Thursday, April 3, 2014

Tough problems, common factors, social themes

What does it take to address intractable social problems? We might start by acknowledging a few common themes.

Consider our toughest, most enduring problems. Economic failures. Justice system failures. The school-to-prison pipeline. Education failures. School violence, and bullying. The suicide rate. Food deserts. Health disparities. Prescription drug deaths. Addictions.

We tend to discuss these issues separately. Each has a set of experts, with specialist vocabulary, measurements and techniques. It’s impossible for any one person to know exactly how to solve any of these issues (they are called difficult social problems for a reason), but there is good research today that connects these issues and reveals common themes.

One key theme is trauma. Exposure to trauma reduces cognitive capacity, especially executive function, the ability to find a way forward when the path is uncertain. Trauma also affects social connectedness. Another theme is resilience, the experiences that build capacities or buffer the effects of trauma, and help people make progress. The most basic factor is attachment in early childhood. Responding positively and promptly to an infant’s needs helps children learn to regulate their emotions. This has positive effects throughout the lifespan. Many factors of an ordinary, positive life help produce resilience. Good education, good role models, church attendance, safe neighborhoods, positive friendships, and good health are all on the list. Even what we do to overcome adversity adds to resilience. People learn and adapt. We succeed by solving problems.
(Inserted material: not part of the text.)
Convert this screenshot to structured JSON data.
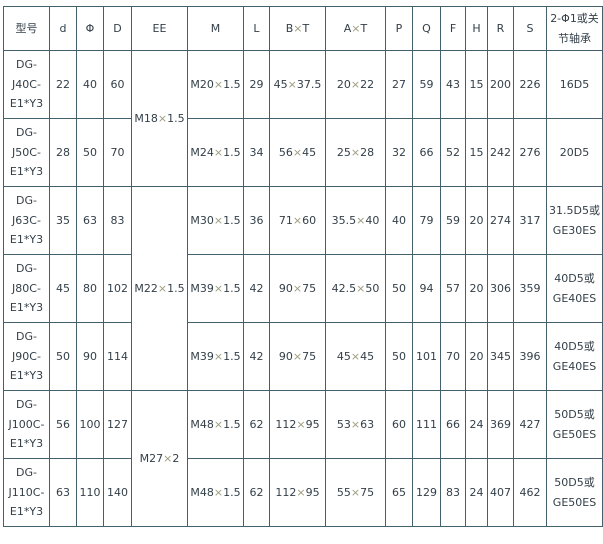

We see these two themes playing out daily in our society. The net effect is that less of whatever is normal and positive in childhood leads to more of whatever is sick, unsuccessful, and unwanted as an adult. People who grow up in systems of failure can expect a lot of trouble in their lives. This is not about fault. It is about probabilities stacking up.

A third theme is social thinking. Everyone has habits of thinking that work socially, and are not exactly rational. For example, some individuals do escape from systems of failure, but we tend to overestimate their numbers, and minimize the effort that created the achievement.

People who succeed in the face of difficult circumstances are indeed exceptions. After all, there are only ten people on any Top Ten List, and millions of people read these lists. Every four years, at the Olympics, the world’s top athletes walk together around a stadium in about an hour, watched by billions of people in every corner of the world. Each athlete has done extraordinary things to get there. We develop a social attachment to our favorite competitors, and tend to ignore the pile of stacked up probabilities blocking the rest of us, and tune out the achievements the aspiring Olympians who did not make the cut.

We tend to enjoy shunning failures. The day after the Olympic parade, billions of people happily switch social gears, and engage in a process of separating the world’s greatest collection of athletes into winners and losers. As a species, we humans do tend to pile it on. It is human nature to blame victims, shun eccentrics, isolate the troubled, and punish failures.

The reason we find virtue in helping the poor, comforting the sick, and attending to prisoners is precisely because our common humanity makes this so difficult.